Saltos Ornamentais

Mergulhar na água de uma grande altura, desafiando até mesmo a vida, é algo que está presente desde o início da civilização. Mas os primeiros registros da prática de Saltos Ornamentais como esporte datam entre os séculos XVIII e XIX, na Suécia e Alemanha, por ginastas que começaram a fazer movimentos de rotina antes de atingir rios ou piscinas.

A disciplina ganhou popularidade no final do século XIX, quando um grupo de suecos visitou a Grã-Bretanha e mostrou alguns movimentos que caíram no gosto da população. O resultado foi a fundação da primeira organização, em 1901, de Saltos Ornamentais – hoje gerido pela Federação Internacional de Natação (FINA, em francês). Dez anos antes, em 1891, saíram as primeiras regras oficiais.

Não demorou muito para os Saltos Ornamentais entrarem no programa olímpico: no ano de 1904, nos Jogos de Saint Louis, nos Estados Unidos. As mulheres só começaram a participar na edição de 1912, em Estocolmo, capital da Suécia.

As primeiras disputas olímpicas nos Saltos Ornamentais eram bem diferentes em relação ao que são hoje em dia. Enquanto em Saint Louis a prova era mais simples, com mergulhos, no ano de 1908, nos Jogos de Paris, entraram o trampolim e a plataforma.
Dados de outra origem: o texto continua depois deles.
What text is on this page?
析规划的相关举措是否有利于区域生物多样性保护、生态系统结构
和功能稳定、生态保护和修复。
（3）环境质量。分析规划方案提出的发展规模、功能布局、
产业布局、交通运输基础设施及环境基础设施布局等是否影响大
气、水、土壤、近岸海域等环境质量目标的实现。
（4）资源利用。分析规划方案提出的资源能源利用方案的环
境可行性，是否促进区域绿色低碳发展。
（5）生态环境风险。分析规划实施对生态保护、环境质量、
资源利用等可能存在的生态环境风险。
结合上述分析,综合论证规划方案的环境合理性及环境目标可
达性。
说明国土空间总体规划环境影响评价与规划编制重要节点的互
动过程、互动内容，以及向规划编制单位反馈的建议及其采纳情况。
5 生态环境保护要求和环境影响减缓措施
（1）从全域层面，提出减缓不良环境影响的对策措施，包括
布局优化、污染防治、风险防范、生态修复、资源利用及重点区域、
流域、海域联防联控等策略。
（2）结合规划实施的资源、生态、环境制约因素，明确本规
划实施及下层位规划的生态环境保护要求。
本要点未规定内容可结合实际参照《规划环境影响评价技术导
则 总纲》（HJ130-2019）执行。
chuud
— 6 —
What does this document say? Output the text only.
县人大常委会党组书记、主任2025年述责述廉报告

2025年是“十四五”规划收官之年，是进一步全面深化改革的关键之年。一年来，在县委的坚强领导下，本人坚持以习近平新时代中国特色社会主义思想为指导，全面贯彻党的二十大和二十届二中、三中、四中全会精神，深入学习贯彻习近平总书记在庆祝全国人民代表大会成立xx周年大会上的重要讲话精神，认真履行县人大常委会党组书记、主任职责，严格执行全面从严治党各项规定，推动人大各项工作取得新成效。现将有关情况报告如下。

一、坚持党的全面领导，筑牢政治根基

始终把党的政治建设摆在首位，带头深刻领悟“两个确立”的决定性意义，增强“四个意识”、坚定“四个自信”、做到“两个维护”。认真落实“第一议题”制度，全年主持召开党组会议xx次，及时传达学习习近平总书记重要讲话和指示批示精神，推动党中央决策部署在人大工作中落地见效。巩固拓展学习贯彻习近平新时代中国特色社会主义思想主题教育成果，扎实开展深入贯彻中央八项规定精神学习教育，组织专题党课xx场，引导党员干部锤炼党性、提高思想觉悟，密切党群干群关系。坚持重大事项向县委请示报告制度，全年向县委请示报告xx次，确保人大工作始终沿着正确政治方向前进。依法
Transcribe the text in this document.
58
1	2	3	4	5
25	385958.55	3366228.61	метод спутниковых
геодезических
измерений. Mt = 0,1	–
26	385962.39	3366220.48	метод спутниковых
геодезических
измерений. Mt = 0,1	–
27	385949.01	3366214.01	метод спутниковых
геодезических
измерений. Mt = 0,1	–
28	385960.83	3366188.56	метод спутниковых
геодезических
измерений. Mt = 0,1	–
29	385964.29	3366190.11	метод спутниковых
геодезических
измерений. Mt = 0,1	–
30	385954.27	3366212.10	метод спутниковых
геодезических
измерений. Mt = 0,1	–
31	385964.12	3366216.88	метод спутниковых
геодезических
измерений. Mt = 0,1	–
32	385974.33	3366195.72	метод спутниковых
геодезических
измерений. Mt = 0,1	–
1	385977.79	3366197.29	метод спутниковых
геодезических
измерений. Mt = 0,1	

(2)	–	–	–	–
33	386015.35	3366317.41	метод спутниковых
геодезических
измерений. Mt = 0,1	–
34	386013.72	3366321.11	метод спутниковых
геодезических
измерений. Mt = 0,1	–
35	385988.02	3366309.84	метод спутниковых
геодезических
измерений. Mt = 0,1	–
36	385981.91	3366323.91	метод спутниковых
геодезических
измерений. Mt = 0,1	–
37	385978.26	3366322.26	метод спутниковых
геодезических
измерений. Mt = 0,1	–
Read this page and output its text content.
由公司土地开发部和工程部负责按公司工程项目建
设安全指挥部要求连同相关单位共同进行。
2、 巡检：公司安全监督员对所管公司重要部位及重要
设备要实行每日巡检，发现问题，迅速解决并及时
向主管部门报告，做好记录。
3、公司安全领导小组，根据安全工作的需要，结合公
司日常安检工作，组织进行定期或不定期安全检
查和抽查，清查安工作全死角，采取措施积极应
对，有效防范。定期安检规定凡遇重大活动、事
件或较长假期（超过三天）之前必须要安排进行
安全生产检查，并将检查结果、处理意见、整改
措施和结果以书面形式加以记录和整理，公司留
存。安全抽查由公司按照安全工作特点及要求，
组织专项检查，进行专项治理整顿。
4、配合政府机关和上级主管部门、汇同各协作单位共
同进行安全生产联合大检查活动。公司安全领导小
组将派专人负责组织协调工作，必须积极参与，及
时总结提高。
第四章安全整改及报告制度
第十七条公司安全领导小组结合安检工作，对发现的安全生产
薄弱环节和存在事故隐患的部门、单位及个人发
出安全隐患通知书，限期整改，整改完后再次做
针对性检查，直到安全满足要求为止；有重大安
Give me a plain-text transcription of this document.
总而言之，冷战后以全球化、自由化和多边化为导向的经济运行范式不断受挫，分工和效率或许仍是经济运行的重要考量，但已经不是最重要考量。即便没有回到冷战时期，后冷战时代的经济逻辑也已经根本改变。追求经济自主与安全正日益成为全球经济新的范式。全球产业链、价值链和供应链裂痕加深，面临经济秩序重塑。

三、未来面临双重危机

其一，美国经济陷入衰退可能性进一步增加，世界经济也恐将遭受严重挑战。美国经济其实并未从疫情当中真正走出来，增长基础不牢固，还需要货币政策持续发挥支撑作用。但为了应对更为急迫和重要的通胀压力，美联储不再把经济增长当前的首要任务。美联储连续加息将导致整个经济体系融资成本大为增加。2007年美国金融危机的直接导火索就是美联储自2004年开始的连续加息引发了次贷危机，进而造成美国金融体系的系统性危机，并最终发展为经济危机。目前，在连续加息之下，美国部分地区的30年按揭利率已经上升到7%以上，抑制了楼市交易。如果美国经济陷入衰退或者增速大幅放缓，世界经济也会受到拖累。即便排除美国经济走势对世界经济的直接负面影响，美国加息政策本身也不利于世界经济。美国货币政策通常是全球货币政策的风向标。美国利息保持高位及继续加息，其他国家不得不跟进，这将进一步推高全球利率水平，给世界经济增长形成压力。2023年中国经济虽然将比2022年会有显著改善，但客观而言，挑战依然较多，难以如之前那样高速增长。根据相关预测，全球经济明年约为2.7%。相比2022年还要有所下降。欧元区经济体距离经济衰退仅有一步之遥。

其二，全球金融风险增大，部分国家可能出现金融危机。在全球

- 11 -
O programa se estabilizou de vez na edição de 1928, em Amsterdã: homens e mulheres disputam provas no trampolim de três e dez metros. Novidades só vieram em Sydney, no ano 2000, quando vieram as provas sincronizadas, em duplas, tanto no trampolim como na plataforma.

Na disciplina, o objetivo fundamental dos atletas é saltar de uma plataforma ou de um trampolim em direção à água, executando movimentos estéticos durante a queda, até a queda na piscina. Quesitos técnicos são avaliados em cada salto, aonde os atletas obtêm notas que estabelecem a classificação final.